During her clearance process, Timlin discovered she had acid reflux, sleep apnea and an iron deficiency. The acid reflux and sleep apnea disappeared after surgery.
According to Anthony Maffei, MD, Timlin’s lead surgeon along with Dr. Kaul, patients who have a sleeve gastrectomy “tend to lose 60 to 70 percent of their excess body weight. But the resolution of obesity-related diseases is also profound.
As surgeons, we’re excited to help patients put medical conditions such as diabetes, high blood pressure and sleep apnea into remission.”
Bread and pasta have given way to more healthy staples, such as veggies and high-protein meals.
No longer hiding
Timlin said her surgery went smoothly, noting that she was walking a few hours later.
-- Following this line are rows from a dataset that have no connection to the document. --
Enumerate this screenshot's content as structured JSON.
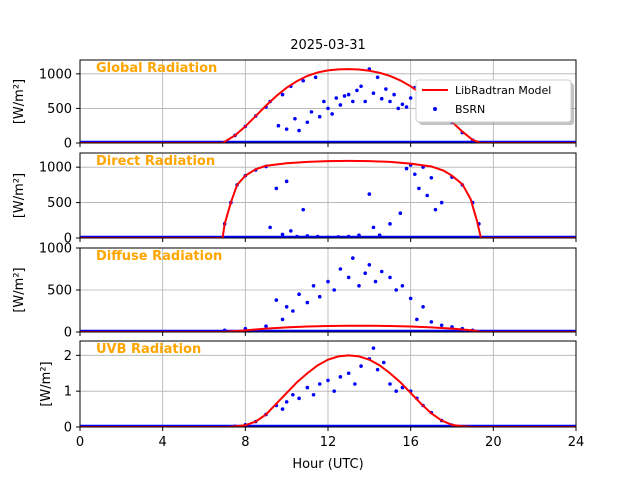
{
  "chart_data": {
    "type": "line+scatter",
    "title": "2025-03-31",
    "xlabel": "Hour (UTC)",
    "xlim": [
      0,
      24
    ],
    "xticks": [
      0,
      4,
      8,
      12,
      16,
      20,
      24
    ],
    "grid": true,
    "legend": {
      "placement": "upper-right of first panel",
      "entries": [
        {
          "name": "LibRadtran Model",
          "color": "#ff0000",
          "kind": "line"
        },
        {
          "name": "BSRN",
          "color": "#0000ff",
          "kind": "marker"
        }
      ]
    },
    "colors": {
      "model": "#ff0000",
      "obs": "#0000ff",
      "panel_title": "#FFA500"
    },
    "panels": [
      {
        "title": "Global Radiation",
        "ylabel": "[W/m²]",
        "ylim": [
          0,
          1200
        ],
        "yticks": [
          0,
          500,
          1000
        ],
        "model": {
          "x": [
            0,
            6.9,
            7.5,
            8,
            8.5,
            9,
            9.5,
            10,
            10.5,
            11,
            11.5,
            12,
            12.5,
            13,
            13.5,
            14,
            14.5,
            15,
            15.5,
            16,
            16.5,
            17,
            17.5,
            18,
            18.5,
            19,
            19.4,
            24
          ],
          "y": [
            0,
            0,
            110,
            240,
            390,
            540,
            680,
            800,
            895,
            970,
            1020,
            1050,
            1065,
            1068,
            1062,
            1045,
            1015,
            970,
            905,
            820,
            715,
            590,
            450,
            305,
            165,
            45,
            0,
            0
          ]
        },
        "observed": {
          "x": [
            2.7,
            4.0,
            7.5,
            8.0,
            8.5,
            9.0,
            9.2,
            9.6,
            9.8,
            10.0,
            10.2,
            10.4,
            10.6,
            10.8,
            11.0,
            11.2,
            11.4,
            11.6,
            11.8,
            12.0,
            12.2,
            12.4,
            12.6,
            12.8,
            13.0,
            13.2,
            13.4,
            13.6,
            13.8,
            14.0,
            14.2,
            14.4,
            14.6,
            14.8,
            15.0,
            15.2,
            15.4,
            15.6,
            15.8,
            16.0,
            16.2,
            16.4,
            16.6,
            16.8,
            17.0,
            17.5,
            18.0,
            18.5,
            19.0
          ],
          "y": [
            5,
            3,
            110,
            240,
            390,
            520,
            600,
            250,
            700,
            200,
            820,
            350,
            180,
            900,
            300,
            450,
            950,
            380,
            600,
            500,
            420,
            650,
            550,
            680,
            700,
            600,
            760,
            820,
            600,
            1070,
            720,
            950,
            640,
            780,
            600,
            700,
            500,
            560,
            520,
            650,
            800,
            560,
            620,
            520,
            590,
            450,
            300,
            150,
            40
          ]
        }
      },
      {
        "title": "Direct Radiation",
        "ylabel": "[W/m²]",
        "ylim": [
          0,
          1200
        ],
        "yticks": [
          0,
          500,
          1000
        ],
        "model": {
          "x": [
            0,
            6.9,
            7.0,
            7.3,
            7.6,
            8.0,
            8.5,
            9.0,
            10,
            11,
            12,
            13,
            14,
            15,
            16,
            17,
            17.6,
            18.0,
            18.5,
            18.9,
            19.2,
            19.4,
            24
          ],
          "y": [
            0,
            0,
            200,
            500,
            750,
            880,
            970,
            1020,
            1055,
            1075,
            1085,
            1088,
            1085,
            1075,
            1050,
            1010,
            950,
            880,
            760,
            550,
            250,
            0,
            0
          ]
        },
        "observed": {
          "x": [
            7.0,
            7.3,
            7.6,
            8.0,
            8.5,
            9.0,
            9.2,
            9.5,
            9.8,
            10.0,
            10.2,
            10.5,
            10.8,
            11.0,
            11.5,
            12.0,
            12.5,
            13.0,
            13.5,
            14.0,
            14.2,
            14.5,
            15.0,
            15.5,
            15.8,
            16.0,
            16.2,
            16.4,
            16.6,
            16.8,
            17.0,
            17.2,
            17.5,
            18.0,
            18.5,
            19.0,
            19.3,
            19.5
          ],
          "y": [
            200,
            500,
            750,
            880,
            960,
            1010,
            150,
            700,
            50,
            800,
            100,
            20,
            400,
            30,
            20,
            10,
            15,
            20,
            40,
            620,
            150,
            40,
            200,
            350,
            980,
            1030,
            900,
            700,
            1000,
            600,
            850,
            400,
            500,
            860,
            750,
            500,
            200,
            0
          ]
        }
      },
      {
        "title": "Diffuse Radiation",
        "ylabel": "[W/m²]",
        "ylim": [
          0,
          1000
        ],
        "yticks": [
          0,
          500,
          1000
        ],
        "model": {
          "x": [
            0,
            6.9,
            8,
            9,
            10,
            11,
            12,
            13,
            14,
            15,
            16,
            17,
            18,
            19,
            19.4,
            24
          ],
          "y": [
            0,
            0,
            20,
            40,
            55,
            65,
            72,
            75,
            75,
            72,
            65,
            55,
            40,
            20,
            0,
            0
          ]
        },
        "observed": {
          "x": [
            7.0,
            8.0,
            9.0,
            9.5,
            9.8,
            10.0,
            10.3,
            10.6,
            11.0,
            11.3,
            11.6,
            12.0,
            12.3,
            12.6,
            13.0,
            13.2,
            13.5,
            13.8,
            14.0,
            14.3,
            14.6,
            15.0,
            15.3,
            15.6,
            16.0,
            16.3,
            16.6,
            17.0,
            17.5,
            18.0,
            18.5,
            19.0
          ],
          "y": [
            20,
            40,
            70,
            380,
            150,
            300,
            250,
            450,
            350,
            550,
            420,
            600,
            500,
            750,
            650,
            880,
            550,
            700,
            800,
            600,
            720,
            650,
            500,
            550,
            400,
            150,
            300,
            120,
            80,
            60,
            40,
            20
          ]
        }
      },
      {
        "title": "UVB Radiation",
        "ylabel": "[W/m²]",
        "ylim": [
          0,
          2.4
        ],
        "yticks": [
          0,
          1,
          2
        ],
        "model": {
          "x": [
            0,
            7.2,
            8,
            8.5,
            9,
            9.5,
            10,
            10.5,
            11,
            11.5,
            12,
            12.5,
            13,
            13.5,
            14,
            14.5,
            15,
            15.5,
            16,
            16.5,
            17,
            17.5,
            18,
            18.5,
            19,
            24
          ],
          "y": [
            0,
            0,
            0.05,
            0.15,
            0.35,
            0.65,
            0.95,
            1.25,
            1.5,
            1.72,
            1.88,
            1.97,
            2.0,
            1.97,
            1.88,
            1.72,
            1.5,
            1.25,
            0.95,
            0.65,
            0.38,
            0.18,
            0.06,
            0.02,
            0,
            0
          ]
        },
        "observed": {
          "x": [
            7.5,
            8.0,
            8.5,
            9.0,
            9.5,
            9.8,
            10.0,
            10.3,
            10.6,
            11.0,
            11.3,
            11.6,
            12.0,
            12.3,
            12.6,
            13.0,
            13.3,
            13.6,
            14.0,
            14.2,
            14.4,
            14.7,
            15.0,
            15.3,
            15.6,
            16.0,
            16.3,
            16.6,
            17.0,
            17.5,
            18.0
          ],
          "y": [
            0.02,
            0.06,
            0.15,
            0.35,
            0.6,
            0.5,
            0.7,
            0.9,
            0.8,
            1.1,
            0.9,
            1.2,
            1.3,
            1.0,
            1.4,
            1.5,
            1.2,
            1.7,
            1.9,
            2.2,
            1.6,
            1.8,
            1.2,
            1.0,
            1.1,
            1.0,
            0.8,
            0.6,
            0.4,
            0.18,
            0.05
          ]
        }
      }
    ]
  }
}
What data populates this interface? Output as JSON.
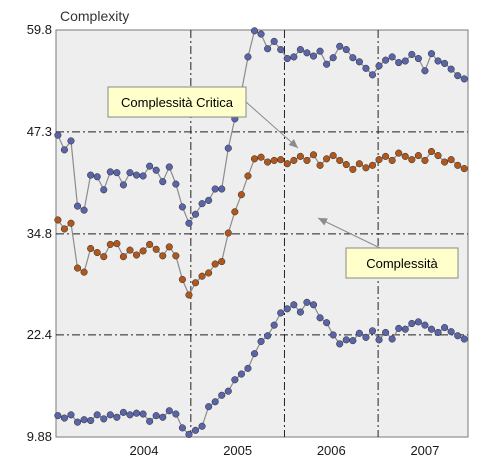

Twelve days later, she was hosting Christmas festivities for 20 people.
“At first, I ate about two ounces of food at a sitting,” said Timlin, who lost 40 pounds in the first month and reached her current weight within 10 months. “Now I’m eating up to eight ounces per meal. There are no foods I can’t eat, and I never feel hungry.”
Nonetheless, Timlin has cut pasta and bread from her new diet, opting for high-protein foods and vegetables. She has a protein shake for breakfast, protein and vegetables for lunch and dinner, and snacks on nuts, cheese and hummus. She tries to exercise regularly and takes vitamins for an iron deficiency.
“Everything is portion controlled, and since I lost so much weight, I am careful not to put it back on, so I ensure I am eating healthy and the right amount.” She reminds herself daily that surgery is “not the answer, but a tool.”
Although willpower helped Timlin achieve her weight-loss goals, she also regularly attended the program’s post- operative support groups and met with Dr. Maffei and a nutritionist periodically during the first year.
Most importantly, she and her girlfriends traveled to Aruba last November.
“We had the time of our lives,” said Timlin, who enjoyed parasailing and beach volleyball. “The old me would never do such things!”
She even borrowed a shirt from one of her “skinny” friends during their vacation. “It was an emotional experience.
I finally love how I look and feel. I realized I can start living at 40. Today I’m happy, comfortable, more confident, andI don’t have to hide anymore.”